Self-described as "a new celebration of Southern taste," Lemaire's menu reflects more of a Southern post-nouvelle approach to cuisine with a European influence (exactly what Etienne Lemaire might have concocted for his White House employer, Thomas Jefferson). You'll find hearty and savory dishes in reasonably large portions, exquisitely prepared and served with a nouvelle flourish.

Menu items include meat, game and seafood evocative of a turn-of-the-century industrialist-on-holiday lifestyle; French-style wine sauces and sauce reductions; and big flavor low-country sides like spoon bread and pepperjack grits.

We still don't fully appreciate the velvety Southern texture of the peanut soup with Spanish sherry, but we emphatically recommend the corn and crab chowder with country ham.

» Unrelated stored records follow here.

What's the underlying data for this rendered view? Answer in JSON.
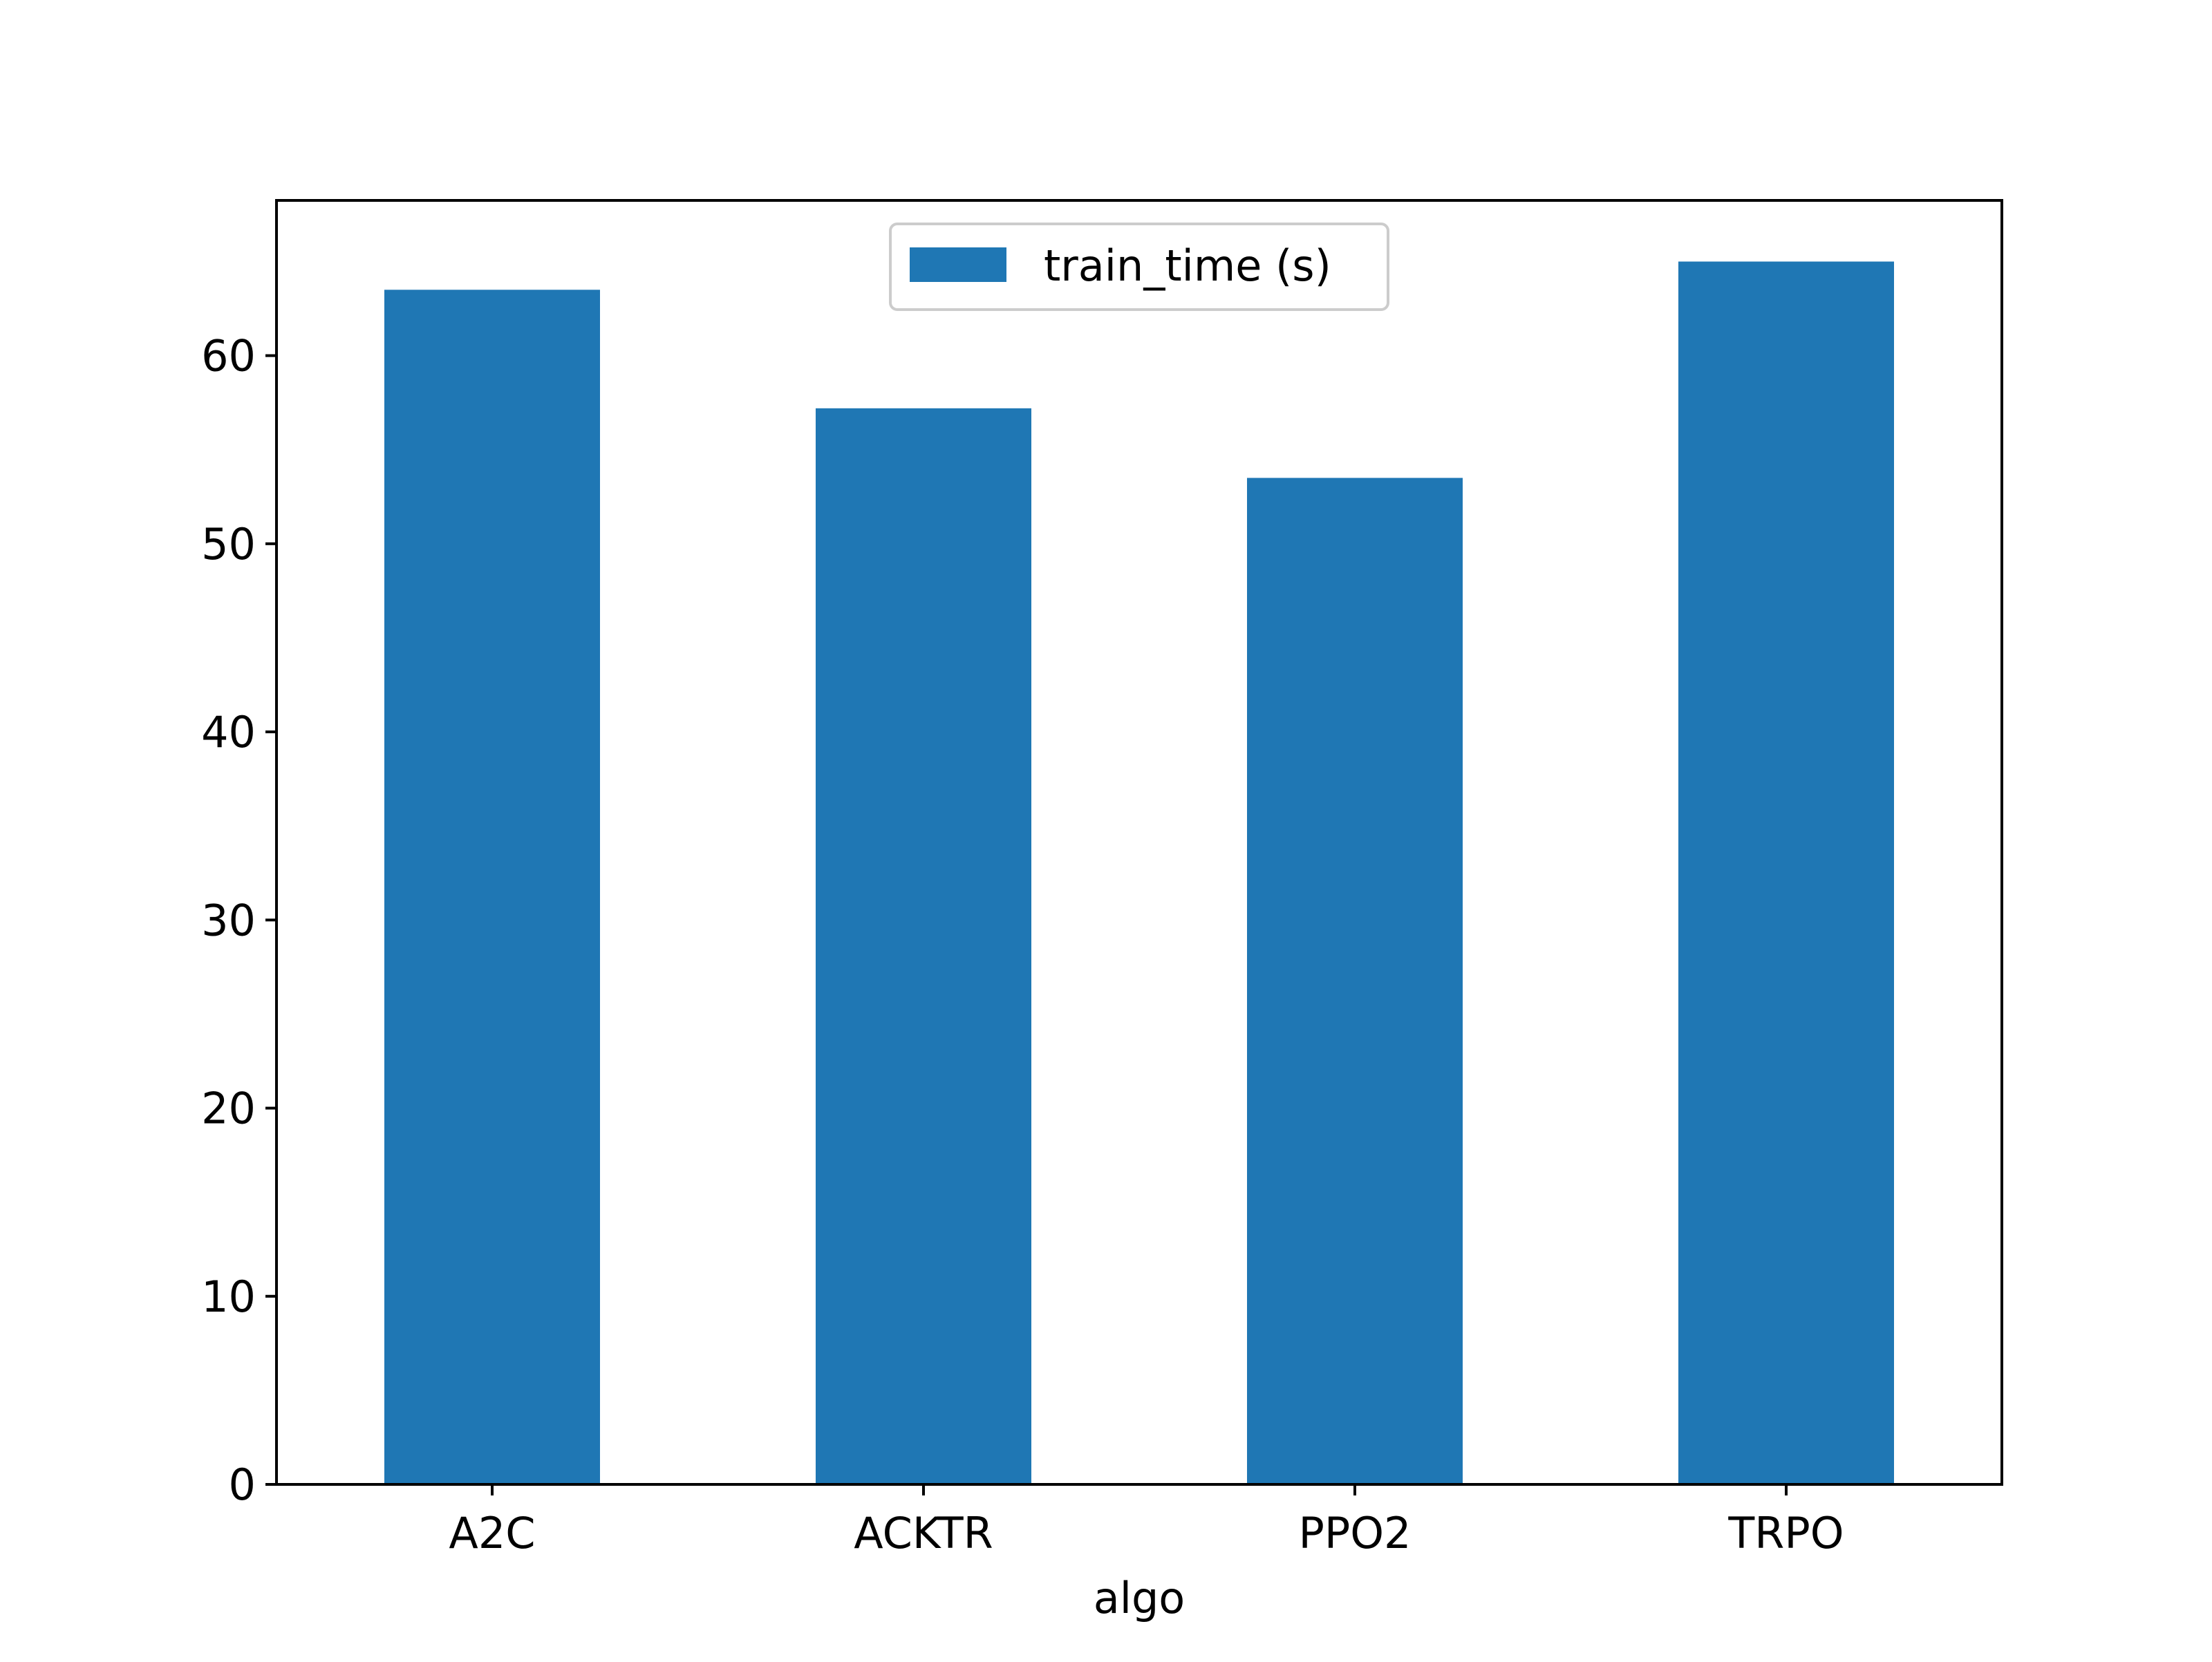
{
  "chart_data": {
    "type": "bar",
    "categories": [
      "A2C",
      "ACKTR",
      "PPO2",
      "TRPO"
    ],
    "series": [
      {
        "name": "train_time (s)",
        "values": [
          63.5,
          57.2,
          53.5,
          65.0
        ],
        "color": "#1f77b4"
      }
    ],
    "title": "",
    "xlabel": "algo",
    "ylabel": "",
    "ylim": [
      0,
      68.25
    ],
    "yticks": [
      0,
      10,
      20,
      30,
      40,
      50,
      60
    ],
    "ytick_labels": [
      "0",
      "10",
      "20",
      "30",
      "40",
      "50",
      "60"
    ],
    "grid": false,
    "legend_position": "upper-center"
  }
}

Entrées are uniquely paired with sides designed to complement the flavors of the marquee ingredient. In addition to filet mignon and duck confit, feasts include pheasant over pepper-jack grits and basil Alfredo; salmon with mushroom polenta over a ragu of grilled tomato, onion and bell pepper; and venison rib chops with a mustard spÔÇ×tzle, tart greens, lingonberries and a veal reduction.

Though a hotel restaurant, such magnificent preparations keep Lemaire from wallowing in the land of the clunky hotel restaurant cliché. The five AAA diamonds don't hurt either.